AI-based materials generation models are trained on databases of known crystal structures. Given a composition, they predict the structure — which atoms sit where, what symmetry the crystal adopts, how the building blocks stack. The promise is that AI will discover materials faster than experiment, identifying stable compounds computationally before anyone synthesizes them.
Zhang, Lee, Schoop, and colleagues discovered a new crystal structure in GdNiSn₄ the old-fashioned way — by growing the crystal and solving it with diffraction. Then they asked whether state-of-the-art AI models could have predicted this structure given only the composition. The models failed. None generated the correct structure type.
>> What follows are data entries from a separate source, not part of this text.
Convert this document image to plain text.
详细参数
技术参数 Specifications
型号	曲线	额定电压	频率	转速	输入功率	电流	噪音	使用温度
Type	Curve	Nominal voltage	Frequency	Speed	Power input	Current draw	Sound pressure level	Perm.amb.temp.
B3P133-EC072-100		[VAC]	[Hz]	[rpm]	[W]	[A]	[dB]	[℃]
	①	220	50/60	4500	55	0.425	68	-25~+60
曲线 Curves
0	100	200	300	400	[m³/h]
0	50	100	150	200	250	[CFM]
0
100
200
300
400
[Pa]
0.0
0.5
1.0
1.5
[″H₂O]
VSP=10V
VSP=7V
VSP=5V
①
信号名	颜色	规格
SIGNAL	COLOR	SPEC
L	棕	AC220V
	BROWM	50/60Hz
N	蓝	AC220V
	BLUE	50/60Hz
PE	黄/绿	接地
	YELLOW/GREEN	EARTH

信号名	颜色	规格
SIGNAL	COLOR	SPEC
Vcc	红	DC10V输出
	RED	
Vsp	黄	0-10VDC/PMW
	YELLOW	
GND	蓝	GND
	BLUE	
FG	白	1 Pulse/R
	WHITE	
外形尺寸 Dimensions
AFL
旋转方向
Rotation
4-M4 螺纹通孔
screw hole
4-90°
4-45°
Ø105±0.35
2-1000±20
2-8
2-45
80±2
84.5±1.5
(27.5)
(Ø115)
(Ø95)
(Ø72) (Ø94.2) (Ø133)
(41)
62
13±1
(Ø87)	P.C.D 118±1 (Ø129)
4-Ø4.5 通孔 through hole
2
The failure has a specific character. The new GdNiSn₄ structure is a combination of two known structural archetypes — an intergrowth that borrows elements from each. The individual parent structures exist in the training data. The combination does not. The AI models can interpolate within the space of known structures but cannot combine known motifs into novel arrangements. The compositional space is explored; the structural space is not.
This is not a marginal case. GdNiSn₄ sits in a well-studied chemical space (rare earth intermetallics) where extensive data exists. If AI prediction fails here, it fails not because of insufficient data but because the structural innovation — combining two known types — lies outside what interpolation can reach. The models reproduce what exists. Discovery requires generating what doesn't.
The compound also shows complex magnetic properties, suggesting the unpredicted structure hosts unpredicted physics. What you can't find computationally, you can't study computationally. The old-fashioned way still finds things the new way misses.